Senator Sheldon Whitehouse and Max Baucus are hosting an evening of stunning images of our national parks by photographer Ian Shive on Thursday, November 19th in the U.S. Capitol. Shive will share his stories of traversing the National Park System from the grizzlies of Yellowstone to the coral reefs of Biscayne, accompanied by his photographs and a new short multimedia film focusing on the challenges America’s most beloved landscapes face.

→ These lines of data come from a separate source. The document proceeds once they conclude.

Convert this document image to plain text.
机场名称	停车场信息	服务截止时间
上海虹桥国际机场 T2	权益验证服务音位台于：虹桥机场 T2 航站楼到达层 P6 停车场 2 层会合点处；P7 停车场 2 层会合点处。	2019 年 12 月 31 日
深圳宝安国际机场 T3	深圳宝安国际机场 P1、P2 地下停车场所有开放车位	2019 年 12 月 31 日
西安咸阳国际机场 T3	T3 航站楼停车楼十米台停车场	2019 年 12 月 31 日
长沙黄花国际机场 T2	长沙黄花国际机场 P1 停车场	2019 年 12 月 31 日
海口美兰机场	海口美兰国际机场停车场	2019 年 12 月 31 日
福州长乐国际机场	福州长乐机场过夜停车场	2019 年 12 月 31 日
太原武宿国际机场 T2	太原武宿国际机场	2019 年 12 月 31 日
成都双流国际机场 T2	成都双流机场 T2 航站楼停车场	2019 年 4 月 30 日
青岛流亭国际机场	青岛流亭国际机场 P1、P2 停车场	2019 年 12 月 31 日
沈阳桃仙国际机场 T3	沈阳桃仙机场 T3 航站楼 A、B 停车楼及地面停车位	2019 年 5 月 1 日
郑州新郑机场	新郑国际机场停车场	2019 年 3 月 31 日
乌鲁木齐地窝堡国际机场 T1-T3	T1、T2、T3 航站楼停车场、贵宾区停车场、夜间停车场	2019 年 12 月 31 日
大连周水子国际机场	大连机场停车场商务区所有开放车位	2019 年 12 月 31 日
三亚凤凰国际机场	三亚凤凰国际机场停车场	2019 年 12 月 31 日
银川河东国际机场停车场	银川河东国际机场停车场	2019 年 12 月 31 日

Ian is honored to share his passion for the parks with our countries leaders. For more information, contact ian@waterandsky.com


2 responses to “Ian Shive to speak at the United States Capitol

  1. Find your photography, as presented on your website and in “Outdoor Photography” great. After rereading the magazine article several times, a nagging discomfort keeps erupting in my mind. I keep expecting to find suggestions for running Interstate Highways thru these wilderness areas so that those unable to trek these lands will be able to also share the pleasure of God’s Creations. Your wouldn’t even have to slow your speed below 70 mph to experience the beauty. Of course, a few rest areas would be provided for those who wish to “rough it” by spending a few minutes out of their journey to stop and view the scene, as well as relieve themselves.

    I don’t believe this is what you are promoting, but I fear some in places that could influence this may be prone to this direction.

    As I am well into my eigth decade, I know I cannot experience the places I did in my youth, there are many I have not visited. I do appreciate vicariously witnessing thru the lens of others these sites. This is as it should be.

    I especially envy you the life you have chosen, just hope the use of your images is not going to result in the eventual destruction of these icons.


    • Hi Bill – thank you so much for the thoughtful note. I agree with you, your concerns are also my own. Most National Parks already have roads – though no highways – running through them but the amount of roads versus the amount of wilderness without roads is still very greatly disproportionate in favor of the wilderness and there are no plans to alter this. I do see the concern though of photographing places that are not well known – or known at all for that matter – and having them become a tourist trap mecca. As both a photographer and now an active advocate of wilderness in our legislature I hope to guide the processes with the support of people such as yourself to have much larger national parks and open swaths of land. In my mind, conservation is a lifestyle not an island of land with a border upon which people can develop and sprawl right up to the line unchecked. The old ways of making parks were a brilliant idea and the important stepping stone to a smarter future as a modern country which should now understand that our wild lands only work intact and not in small chunks of preservation.